If you’ve noticed a pattern of recent weight gain in yourself or your child, or if you have a family history of obesity, you might want to take steps to intervene sooner rather than later. Examining your habits and making reasonable changes now can help you prevent future obesity and weight loss struggles.
- Make a small sacrifice: Do you have a daily snack habit or “pick-me-up,” such as a sugary drink, that is high in calories? Consider replacing it. Just 150 extra calories a day can add up to 10 extra pounds in a year.

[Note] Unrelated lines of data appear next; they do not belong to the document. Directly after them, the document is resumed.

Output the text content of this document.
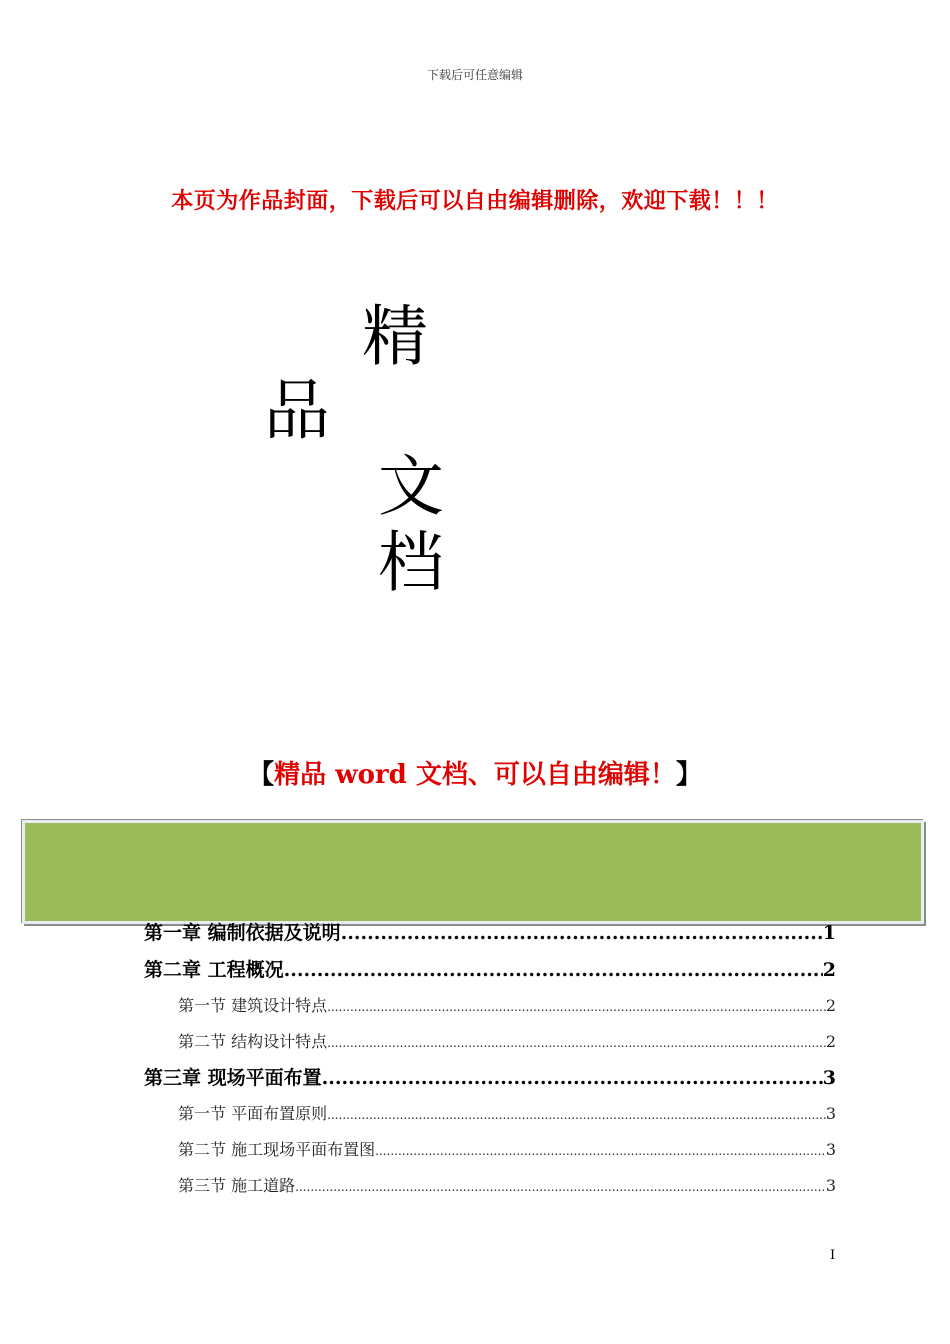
下载后可任意编辑
本页为作品封面，下载后可以自由编辑删除，欢迎下载！！！
精
品
文
档
【精品 word 文档、可以自由编辑！】
第一章 编制依据及说明 .....	1
第二章 工程概况 .....	2
第一节 建筑设计特点 .....	2
第二节 结构设计特点 .....	2
第三章 现场平面布置 .....	3
第一节 平面布置原则 .....	3
第二节 施工现场平面布置图 .....	3
第三节 施工道路 .....	3
I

That’s equal to a snack-size bag of potato chips, or just two double-stuffed Oreos.
- Add a small activity: Alternatively, consider what you might do to spend an extra 150 calories in a day. For example, go for a hike or use an elliptical machine for 25 minutes, or take the dog for a brisk walk for 35 minutes.
- Shop intentionally: Stock your home with healthy foods and save sweets and treats for special occasions when you go out. Whole foods are higher in fiber and lower on the glycemic index, so they don’t cause your blood sugar to spike and drop the way processed snacks and treats do.
- Cultivate overall wellness:Reduce your screen time, go outside and go for a walk. Manage your stress and try to get adequate sleep to keep your hormone levels in check. Focus on positive changes and healthy activities rather than how your efforts affect your weight.